Rached Ghannouchi a accordé, dimanche soir, une interview au journal belge Le Soir , dans laquelle il affirme, que Ali Larayedh sera reconduit au poste de chef de gouvernement , invoquant l’esprit et la lettre de la loi sur l’organisation provisoire des pouvoirs publics , et l’accord toujours en vigueur de la troïka . Par cette position , Rached Ghannouchi , fait preuve d’un remarquable esprit de suite, d’autant que, samedi , soit 24 heurs plus tôt, mais sur un ton beaucoup moins soigné , il avait évoqué le maintien de Ali Laârayedh à son poste comme une ligne rouge ) , et ce ,lors du rassemblement de la Kasbah .
Cherchant à banaliser l’assassinat du député de la constituante (ANC) Mohammed Brahmi , et réduire son effet sur l’effervescence politique que vit le pays , le chef d’Ennahdha souligne que ce genre de tragédie peut arriver , même dans les pays hautement sécurisés . Et, comme pour clore la discussion sur le sujet, il rétorque à l’intervieweur avec un ton cynique, que la situation exigerait, donc, d’adopter une loi imposant la chute du gouvernement, chaque fois qu’il y a assassinat politique . Passant à un autre registre, il conclut que faire tomber le gouvernement serait un message très positif adressé aux terroristes qui veulent changer le mode de vie des Tunisiens .
Revendiquant un statut double , Il réaffirme , d’abord, comme chef de parti politique ,son attachement au dialogue avec les salafistes pour les pousser à intégrer le processus politique , eux qui « empruntent le mauvais chemin », selon son expression : puis il fait miroiter ,comme chef de coalition au pouvoir, l’usage de la contrainte du fait que l’État a le monopole de la violence légitime ,reprenant à son compte ce qu’ont réalisé les gouvernements précédents en la matière , n’éludant même pas celui de Ben Ali , assurant qu’ils n’ont pas été laxistes , et ont combattu le terrorisme y compris en emprisonnant et en tuant.

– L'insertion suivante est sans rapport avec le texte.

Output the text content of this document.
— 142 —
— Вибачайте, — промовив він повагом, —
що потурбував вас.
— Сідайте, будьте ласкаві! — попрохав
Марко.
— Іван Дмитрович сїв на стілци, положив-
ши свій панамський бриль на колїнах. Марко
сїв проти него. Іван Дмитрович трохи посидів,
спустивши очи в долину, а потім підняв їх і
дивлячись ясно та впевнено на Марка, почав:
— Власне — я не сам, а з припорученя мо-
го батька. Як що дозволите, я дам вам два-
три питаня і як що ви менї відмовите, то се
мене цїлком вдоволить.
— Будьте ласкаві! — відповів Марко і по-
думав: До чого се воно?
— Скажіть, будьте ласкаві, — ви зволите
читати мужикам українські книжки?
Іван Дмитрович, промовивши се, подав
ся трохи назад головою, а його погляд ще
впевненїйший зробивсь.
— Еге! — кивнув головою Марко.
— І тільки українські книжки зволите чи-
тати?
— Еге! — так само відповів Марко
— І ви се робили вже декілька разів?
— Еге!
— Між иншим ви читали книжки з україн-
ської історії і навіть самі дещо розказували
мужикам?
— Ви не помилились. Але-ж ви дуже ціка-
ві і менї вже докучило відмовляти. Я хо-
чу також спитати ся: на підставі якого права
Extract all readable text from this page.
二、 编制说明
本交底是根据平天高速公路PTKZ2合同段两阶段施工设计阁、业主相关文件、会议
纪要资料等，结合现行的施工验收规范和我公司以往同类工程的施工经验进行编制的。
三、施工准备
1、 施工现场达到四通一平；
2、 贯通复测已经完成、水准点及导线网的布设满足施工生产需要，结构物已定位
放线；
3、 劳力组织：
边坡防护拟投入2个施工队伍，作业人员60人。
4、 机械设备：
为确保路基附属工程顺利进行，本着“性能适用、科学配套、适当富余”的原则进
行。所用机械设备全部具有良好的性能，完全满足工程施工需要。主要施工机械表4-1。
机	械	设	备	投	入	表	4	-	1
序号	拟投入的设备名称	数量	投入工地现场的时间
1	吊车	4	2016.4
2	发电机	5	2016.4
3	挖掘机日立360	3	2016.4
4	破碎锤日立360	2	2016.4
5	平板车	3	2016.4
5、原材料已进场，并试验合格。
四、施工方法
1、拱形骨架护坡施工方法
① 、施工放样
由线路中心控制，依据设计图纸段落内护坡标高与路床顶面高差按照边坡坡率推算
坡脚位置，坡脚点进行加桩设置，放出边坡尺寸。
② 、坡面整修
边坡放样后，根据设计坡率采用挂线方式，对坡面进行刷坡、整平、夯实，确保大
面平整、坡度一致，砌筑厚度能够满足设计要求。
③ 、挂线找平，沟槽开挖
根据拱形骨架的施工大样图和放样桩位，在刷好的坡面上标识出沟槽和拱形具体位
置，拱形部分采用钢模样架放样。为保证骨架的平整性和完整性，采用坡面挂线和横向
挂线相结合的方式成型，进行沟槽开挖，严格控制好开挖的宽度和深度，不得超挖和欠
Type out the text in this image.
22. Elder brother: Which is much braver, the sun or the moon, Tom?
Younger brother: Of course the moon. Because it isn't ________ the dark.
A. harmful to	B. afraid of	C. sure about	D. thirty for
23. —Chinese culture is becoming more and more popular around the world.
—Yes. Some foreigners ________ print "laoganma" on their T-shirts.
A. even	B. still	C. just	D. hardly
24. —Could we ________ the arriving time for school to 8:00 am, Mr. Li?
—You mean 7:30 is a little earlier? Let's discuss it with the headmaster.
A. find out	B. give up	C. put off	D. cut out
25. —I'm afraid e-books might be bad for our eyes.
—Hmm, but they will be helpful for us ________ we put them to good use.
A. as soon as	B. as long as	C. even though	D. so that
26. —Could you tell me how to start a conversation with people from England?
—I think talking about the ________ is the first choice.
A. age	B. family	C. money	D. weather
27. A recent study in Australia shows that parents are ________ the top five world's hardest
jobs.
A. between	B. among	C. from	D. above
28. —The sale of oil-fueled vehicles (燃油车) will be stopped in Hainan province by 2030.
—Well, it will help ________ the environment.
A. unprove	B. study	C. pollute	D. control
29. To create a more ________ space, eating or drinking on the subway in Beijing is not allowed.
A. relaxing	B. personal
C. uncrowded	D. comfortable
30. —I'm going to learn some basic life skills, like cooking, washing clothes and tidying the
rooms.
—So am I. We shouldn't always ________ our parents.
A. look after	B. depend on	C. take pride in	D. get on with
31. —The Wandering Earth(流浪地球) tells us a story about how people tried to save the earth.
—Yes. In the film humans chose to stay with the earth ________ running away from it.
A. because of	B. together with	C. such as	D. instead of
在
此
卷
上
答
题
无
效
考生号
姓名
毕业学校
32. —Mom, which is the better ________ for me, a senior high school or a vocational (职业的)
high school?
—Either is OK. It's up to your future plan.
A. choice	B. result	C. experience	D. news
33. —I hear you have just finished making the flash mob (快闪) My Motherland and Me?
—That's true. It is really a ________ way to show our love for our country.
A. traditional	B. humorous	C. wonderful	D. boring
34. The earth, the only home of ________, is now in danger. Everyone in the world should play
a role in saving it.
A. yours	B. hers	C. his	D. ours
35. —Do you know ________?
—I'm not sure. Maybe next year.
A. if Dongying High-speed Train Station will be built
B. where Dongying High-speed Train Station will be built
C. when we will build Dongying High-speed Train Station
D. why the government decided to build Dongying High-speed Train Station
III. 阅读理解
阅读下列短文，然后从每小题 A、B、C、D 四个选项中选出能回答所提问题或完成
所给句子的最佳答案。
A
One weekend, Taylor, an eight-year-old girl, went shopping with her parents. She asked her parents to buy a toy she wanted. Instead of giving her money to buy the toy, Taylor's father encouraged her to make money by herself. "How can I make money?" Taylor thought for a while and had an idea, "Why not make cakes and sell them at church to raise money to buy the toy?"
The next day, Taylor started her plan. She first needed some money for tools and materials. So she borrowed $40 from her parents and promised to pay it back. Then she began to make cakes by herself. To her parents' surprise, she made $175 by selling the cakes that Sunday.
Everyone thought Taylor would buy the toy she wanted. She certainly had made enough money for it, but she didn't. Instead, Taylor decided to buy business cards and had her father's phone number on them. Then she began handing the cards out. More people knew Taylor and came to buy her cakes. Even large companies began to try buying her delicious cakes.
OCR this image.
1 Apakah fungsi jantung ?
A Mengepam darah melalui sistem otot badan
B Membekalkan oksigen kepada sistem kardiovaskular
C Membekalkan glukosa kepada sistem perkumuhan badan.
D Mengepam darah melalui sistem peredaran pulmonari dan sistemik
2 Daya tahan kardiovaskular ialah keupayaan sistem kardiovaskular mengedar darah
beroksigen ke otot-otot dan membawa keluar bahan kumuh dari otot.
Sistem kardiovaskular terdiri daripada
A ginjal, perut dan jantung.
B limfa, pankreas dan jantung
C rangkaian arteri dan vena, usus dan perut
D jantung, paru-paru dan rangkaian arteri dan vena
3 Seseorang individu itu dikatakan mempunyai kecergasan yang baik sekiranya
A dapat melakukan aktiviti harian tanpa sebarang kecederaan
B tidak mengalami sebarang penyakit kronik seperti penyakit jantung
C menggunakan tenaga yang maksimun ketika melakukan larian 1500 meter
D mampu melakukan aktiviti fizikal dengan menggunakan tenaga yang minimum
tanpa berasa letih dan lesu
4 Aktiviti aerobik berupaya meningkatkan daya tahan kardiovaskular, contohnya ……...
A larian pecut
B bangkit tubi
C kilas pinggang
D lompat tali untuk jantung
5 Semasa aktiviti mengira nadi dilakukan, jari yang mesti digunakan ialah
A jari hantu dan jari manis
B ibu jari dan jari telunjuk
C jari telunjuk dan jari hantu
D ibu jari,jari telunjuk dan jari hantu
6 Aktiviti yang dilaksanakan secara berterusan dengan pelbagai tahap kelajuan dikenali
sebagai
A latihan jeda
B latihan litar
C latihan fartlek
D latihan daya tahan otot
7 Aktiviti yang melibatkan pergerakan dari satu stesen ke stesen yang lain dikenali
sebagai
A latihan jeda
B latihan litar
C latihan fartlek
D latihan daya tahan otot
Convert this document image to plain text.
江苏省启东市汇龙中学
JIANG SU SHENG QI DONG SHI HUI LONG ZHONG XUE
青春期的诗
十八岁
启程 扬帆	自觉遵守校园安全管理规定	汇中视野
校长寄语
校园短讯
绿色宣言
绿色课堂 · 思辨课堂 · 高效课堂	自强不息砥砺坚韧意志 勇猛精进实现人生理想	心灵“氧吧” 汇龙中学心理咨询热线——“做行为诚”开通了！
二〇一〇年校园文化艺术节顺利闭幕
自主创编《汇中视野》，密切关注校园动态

Au sujet de l’issue de la crise politique, il parle toujours au nom de l’alliance au pouvoir : la troïka , et indique qu’ils sont disposés à renoncer à des ministères dans la mesure où d’autres courants et partis politiques se joignent à un gouvernement qui serait le plus large possible. Les partis pressentis sont l’Alliance démocratique, Al Jomhouri, et Tayar Al Mahaba de Hachemi Hamdi. Et Ghannouchi de réserver des phrases élogieuses à l’égard de Hamdi qui défend la légitimité, se bat contre ceux qui appellent à un coup d’État, et affiche, également, des positions contre la violence , et de conclure qu’il est normal qu’Ennahdha lui envoie un message positif.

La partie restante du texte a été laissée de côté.